You can see some historical photographs and blueprints for the house at SaveWright.org.
More of the Wright Sites
The Mathews House is one of eight Wright designs in the San Francisco area, including two of his most important works. Use the guide to Frank Lloyd Wright in the San Francisco area to find all of them.
Wright's Usonian houses were designed for middle-income families, they featured indoor-outdoor connections and were often built in an "L" shape: Hanna House (which is based on an octagon), Sydney Bazett House, Buehler House, Randall Fawcett House, Sturges House, and the Kundert Medical Clinic in San Luis Obispo (which is based on a Usonian House design).

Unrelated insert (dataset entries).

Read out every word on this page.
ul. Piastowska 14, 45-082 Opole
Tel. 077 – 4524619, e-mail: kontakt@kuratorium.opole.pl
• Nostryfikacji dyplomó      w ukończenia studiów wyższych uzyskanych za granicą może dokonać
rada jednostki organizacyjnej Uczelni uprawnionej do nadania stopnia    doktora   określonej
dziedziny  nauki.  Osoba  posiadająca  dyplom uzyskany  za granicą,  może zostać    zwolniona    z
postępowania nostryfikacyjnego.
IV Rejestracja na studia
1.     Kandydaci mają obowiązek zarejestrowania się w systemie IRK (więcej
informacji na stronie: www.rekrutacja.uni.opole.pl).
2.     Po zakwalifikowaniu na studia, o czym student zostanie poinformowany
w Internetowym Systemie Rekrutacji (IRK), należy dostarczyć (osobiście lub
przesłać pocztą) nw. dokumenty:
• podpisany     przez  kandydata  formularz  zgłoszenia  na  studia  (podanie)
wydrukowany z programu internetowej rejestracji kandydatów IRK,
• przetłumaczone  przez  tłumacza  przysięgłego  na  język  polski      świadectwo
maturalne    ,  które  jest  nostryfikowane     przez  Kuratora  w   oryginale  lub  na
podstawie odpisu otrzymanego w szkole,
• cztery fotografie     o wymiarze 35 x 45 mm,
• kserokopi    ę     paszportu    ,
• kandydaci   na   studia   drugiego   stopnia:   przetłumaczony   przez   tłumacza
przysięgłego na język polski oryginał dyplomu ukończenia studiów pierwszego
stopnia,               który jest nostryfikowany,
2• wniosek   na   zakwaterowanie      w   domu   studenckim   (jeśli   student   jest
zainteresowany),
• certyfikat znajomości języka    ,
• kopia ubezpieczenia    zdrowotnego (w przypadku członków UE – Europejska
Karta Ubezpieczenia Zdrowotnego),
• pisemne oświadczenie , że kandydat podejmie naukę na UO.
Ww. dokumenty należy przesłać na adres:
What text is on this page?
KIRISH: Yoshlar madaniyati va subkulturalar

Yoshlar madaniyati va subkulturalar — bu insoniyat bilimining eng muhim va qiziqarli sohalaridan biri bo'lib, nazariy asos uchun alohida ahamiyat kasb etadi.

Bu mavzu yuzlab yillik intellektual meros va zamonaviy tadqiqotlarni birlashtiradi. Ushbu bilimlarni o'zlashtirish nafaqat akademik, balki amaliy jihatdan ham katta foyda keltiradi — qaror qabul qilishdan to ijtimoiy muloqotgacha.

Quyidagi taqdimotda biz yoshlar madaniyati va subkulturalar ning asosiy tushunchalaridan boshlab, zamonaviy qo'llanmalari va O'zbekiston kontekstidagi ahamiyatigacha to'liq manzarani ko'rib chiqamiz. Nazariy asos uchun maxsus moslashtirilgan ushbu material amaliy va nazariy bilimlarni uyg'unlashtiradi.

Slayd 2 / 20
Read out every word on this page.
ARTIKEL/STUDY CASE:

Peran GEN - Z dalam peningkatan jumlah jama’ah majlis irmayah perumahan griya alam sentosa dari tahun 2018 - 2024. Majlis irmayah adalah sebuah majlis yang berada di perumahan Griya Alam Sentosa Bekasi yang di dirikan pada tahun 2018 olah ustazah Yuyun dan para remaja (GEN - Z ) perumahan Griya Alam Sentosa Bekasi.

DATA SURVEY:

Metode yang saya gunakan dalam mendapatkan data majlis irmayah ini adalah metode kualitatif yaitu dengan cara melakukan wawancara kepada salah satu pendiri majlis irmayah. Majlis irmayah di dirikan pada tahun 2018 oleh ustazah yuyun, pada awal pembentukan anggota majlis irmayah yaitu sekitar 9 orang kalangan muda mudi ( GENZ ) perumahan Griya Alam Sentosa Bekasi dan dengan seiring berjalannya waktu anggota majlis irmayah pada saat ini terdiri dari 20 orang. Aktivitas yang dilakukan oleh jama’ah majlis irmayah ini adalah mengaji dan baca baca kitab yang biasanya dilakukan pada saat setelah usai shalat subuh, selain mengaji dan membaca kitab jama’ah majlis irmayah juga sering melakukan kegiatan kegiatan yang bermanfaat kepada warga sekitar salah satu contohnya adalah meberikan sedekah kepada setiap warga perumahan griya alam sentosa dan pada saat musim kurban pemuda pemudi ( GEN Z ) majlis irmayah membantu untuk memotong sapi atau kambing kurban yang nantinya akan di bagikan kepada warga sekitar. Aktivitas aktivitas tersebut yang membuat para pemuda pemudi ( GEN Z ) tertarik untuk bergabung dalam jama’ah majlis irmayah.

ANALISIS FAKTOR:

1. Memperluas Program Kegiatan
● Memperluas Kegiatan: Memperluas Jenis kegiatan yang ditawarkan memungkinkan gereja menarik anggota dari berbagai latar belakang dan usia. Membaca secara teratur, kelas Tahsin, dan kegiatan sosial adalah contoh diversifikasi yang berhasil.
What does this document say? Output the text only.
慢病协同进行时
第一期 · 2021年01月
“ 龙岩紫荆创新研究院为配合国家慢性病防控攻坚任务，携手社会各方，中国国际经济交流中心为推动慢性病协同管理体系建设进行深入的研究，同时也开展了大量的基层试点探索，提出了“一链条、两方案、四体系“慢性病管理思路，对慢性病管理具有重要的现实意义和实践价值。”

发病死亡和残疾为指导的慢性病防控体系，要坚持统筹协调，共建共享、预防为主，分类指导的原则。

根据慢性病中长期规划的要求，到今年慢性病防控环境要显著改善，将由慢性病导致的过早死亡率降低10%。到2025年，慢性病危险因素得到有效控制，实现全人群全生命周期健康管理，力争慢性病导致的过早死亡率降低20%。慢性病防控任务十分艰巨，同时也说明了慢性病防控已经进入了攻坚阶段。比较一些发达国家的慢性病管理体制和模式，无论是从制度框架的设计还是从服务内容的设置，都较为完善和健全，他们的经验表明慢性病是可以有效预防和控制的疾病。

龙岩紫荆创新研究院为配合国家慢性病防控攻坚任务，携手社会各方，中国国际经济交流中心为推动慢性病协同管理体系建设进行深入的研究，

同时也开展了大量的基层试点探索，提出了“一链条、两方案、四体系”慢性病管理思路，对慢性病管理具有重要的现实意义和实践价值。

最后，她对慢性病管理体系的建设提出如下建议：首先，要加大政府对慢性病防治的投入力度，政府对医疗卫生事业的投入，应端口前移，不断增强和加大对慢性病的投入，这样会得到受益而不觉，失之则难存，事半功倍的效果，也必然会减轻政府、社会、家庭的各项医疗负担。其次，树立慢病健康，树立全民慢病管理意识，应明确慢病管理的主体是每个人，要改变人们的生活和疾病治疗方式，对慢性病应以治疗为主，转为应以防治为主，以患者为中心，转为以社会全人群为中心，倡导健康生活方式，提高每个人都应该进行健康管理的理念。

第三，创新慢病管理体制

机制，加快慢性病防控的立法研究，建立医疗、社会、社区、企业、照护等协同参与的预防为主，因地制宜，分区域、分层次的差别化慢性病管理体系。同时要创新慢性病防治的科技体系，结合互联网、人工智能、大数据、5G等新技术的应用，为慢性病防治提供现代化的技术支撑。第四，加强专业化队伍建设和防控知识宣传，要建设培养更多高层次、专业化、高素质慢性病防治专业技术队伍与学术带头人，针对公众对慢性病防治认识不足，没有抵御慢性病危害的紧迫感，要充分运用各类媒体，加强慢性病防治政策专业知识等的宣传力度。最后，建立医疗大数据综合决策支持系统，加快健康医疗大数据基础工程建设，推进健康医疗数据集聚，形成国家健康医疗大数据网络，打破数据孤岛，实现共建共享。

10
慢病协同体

Wright's work isn't all in the San Francisco area. He also designed nine structures in the Los Angeles area. Use the guide to Wright Sites in Los Angeles to find out where they are. You'll also find several houses, a church, and a medical clinic in some of the most unexpected places. Here's where to find Wright sites in the rest of California.
More to See Nearby
You'll find examples of Victorian style architecture all over San Francisco, including the famous Painted Ladies of Alamo Square. Other sights with particular architectural interest include the San Francisco Museum of Modern Art, the deYoung Museum and Renzo Piano's Academy of Sciences in Golden Gate Park, and the Transamerica Building.
Nearby in San Jose, you'll find a city hall designed by Richard Meier. In Silicon Valley, the big-name tech companies like Apple, Google, Nvidia, and Facebook have buildings of architectural importance, but most are off limits except to their employees.
Also in Atherton are two homes on the National Register of Historic Places: the Holbrook-Palmer Estate also called Elmwood and the Watkins-Cartan House.